Unie et solidaire, elle a les moyens de dynamiser sa politique intra et extra communautaire. De plus, elle peut renforcer ses ressources propres. Je pense notamment à la taxation des transactions financières. Si elle était décidée dans la zone euro ou dans les pays qui disent la vouloir, seraient ainsi récupérés sans attendre des dizaines de milliards d’euros.

La crise financière appelle des réformes profondes. Des réformes qui fassent de la démocratie, de la valeur travail, de l’économie réelle et de la solidarité, le cœur des politiques européennes. Permettez-moi de faire référence à Octavio PAZ, ce mexicain prix Nobel de littérature : Je le cite : « Le marché est peut-être efficace, mais il n’a ni conscience, ni miséricorde. » Aujourd’hui, il est prouvé tel qu’il est, il n’est même pas efficace. Il faut donc en finir avec sa dictature !

Alors oui, l’Europe peut relever le défi. Pas tant celui d’unir la Méditerranée que celui de s’unir en Méditerranée. Ce qui signifie un soutien réel à un changement rapide en faveur du social, de l’emploi, de la jeunesse.
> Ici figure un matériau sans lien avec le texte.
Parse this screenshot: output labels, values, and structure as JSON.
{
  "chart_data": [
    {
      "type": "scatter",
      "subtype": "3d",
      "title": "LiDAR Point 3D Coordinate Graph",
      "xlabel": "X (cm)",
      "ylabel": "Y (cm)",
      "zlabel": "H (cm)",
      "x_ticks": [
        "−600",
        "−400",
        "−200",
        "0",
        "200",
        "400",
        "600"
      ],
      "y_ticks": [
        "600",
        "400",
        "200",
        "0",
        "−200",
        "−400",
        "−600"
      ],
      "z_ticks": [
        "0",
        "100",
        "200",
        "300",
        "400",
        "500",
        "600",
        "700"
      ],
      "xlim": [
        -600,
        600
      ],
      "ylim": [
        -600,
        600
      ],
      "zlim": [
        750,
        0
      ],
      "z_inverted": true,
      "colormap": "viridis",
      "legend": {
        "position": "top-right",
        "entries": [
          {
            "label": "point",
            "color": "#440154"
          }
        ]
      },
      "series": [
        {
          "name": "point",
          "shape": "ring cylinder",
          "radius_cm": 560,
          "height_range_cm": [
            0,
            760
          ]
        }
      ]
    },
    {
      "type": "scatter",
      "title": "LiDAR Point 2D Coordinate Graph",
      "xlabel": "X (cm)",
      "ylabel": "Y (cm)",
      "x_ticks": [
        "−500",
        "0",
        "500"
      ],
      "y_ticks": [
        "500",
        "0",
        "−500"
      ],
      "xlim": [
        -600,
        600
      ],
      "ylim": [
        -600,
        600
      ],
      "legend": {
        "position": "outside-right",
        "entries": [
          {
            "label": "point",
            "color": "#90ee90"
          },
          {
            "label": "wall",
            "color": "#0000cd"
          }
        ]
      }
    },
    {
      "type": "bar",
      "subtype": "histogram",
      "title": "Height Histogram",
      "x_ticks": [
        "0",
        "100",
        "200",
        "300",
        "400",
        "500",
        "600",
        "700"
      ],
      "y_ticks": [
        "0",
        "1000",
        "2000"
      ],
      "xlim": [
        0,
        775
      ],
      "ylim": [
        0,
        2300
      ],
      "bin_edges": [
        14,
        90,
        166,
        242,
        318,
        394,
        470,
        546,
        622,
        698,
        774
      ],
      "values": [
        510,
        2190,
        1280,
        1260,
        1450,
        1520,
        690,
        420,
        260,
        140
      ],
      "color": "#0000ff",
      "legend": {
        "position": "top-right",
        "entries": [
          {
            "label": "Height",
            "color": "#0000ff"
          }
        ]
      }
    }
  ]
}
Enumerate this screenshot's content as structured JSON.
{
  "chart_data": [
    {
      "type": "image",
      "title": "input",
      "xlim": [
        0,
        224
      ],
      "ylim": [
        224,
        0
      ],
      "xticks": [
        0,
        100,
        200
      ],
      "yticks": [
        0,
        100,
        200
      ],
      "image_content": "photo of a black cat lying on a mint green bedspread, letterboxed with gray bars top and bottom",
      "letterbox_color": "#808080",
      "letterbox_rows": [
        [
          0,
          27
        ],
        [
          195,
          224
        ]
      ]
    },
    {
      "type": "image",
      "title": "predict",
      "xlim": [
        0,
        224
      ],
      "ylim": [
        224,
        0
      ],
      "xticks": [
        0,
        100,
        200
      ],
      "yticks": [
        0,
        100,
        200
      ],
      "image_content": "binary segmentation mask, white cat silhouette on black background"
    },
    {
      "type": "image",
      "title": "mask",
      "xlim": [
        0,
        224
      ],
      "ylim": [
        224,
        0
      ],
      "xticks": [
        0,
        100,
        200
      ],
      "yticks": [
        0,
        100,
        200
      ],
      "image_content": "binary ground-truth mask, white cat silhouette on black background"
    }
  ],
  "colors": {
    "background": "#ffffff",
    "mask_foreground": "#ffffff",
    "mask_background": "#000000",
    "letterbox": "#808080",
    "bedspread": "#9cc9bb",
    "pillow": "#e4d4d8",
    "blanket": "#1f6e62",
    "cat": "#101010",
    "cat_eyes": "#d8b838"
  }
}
Ne perdons pas de vue que c’est sur une base sociale que le mouvement transformateur s’est déclenché en Tunisie. Toutes tergiversations “en attendant que la situation soit stabilisée” ne pourraient que nourrir déception, désarroi. Grâce à l’appui de projets concrets et du respect de certaines valeurs – je pense en particulier aux droits des femmes qui permettront de vérifier les dimensions démocratiques et d’émancipation humaine parcourues. Nous pouvons tout de suite, avec les dispositifs existants pour les étudiants et le premier emploi, ouvrir les portes de nos universités et des activités. Vincent Peillon et quatre autres députés européens ont d’ailleurs proposé en avril dernier de mettre en place un « Erasmus » euro-méditerranéen destiné à favoriser la mobilité transnationale des étudiants des deux rives.

Les capacités d’interventions sont nombreuses – l’Assemblée régionale et locale euro-méditerranéenne (ARLEM), interlocuteur territorial de l’UpM, est là pour en attester – mais elles manquent de lisibilité et nécessitent une gouvernance adaptée et efficace. J’ouvre une parenthèse concernant l’UpM, dont tout le monde reconnais qu’elle est en panne. Elle devrait pouvoir trouver une nouvelle dimension grâce à la réalisation de projets précis, s’inscrivant dans la démarche du Haut représentant de la politique européenne extérieure.

Une gouvernance multi-niveaux, prenant en compte tous les acteurs en présence dont les Régions qui jouent un rôle fondamental par leur action de proximité. L’avenir, me semble-t-il appartient à une approche multi-niveaux qui articule mieux le croisement des idées et des actions des « experts » d’en haut avec ceux d’en bas. La citoyenneté !

La Méditerranée, comme l’Europe, pour être plus forte, devrait porter haut et fort ces valeurs de proximité et de solidarité en construisant un espace commun  répondant aux aspirations des peuples en s’appuyant réellement sur les territoires et les institutions comme la Région qui les représentent.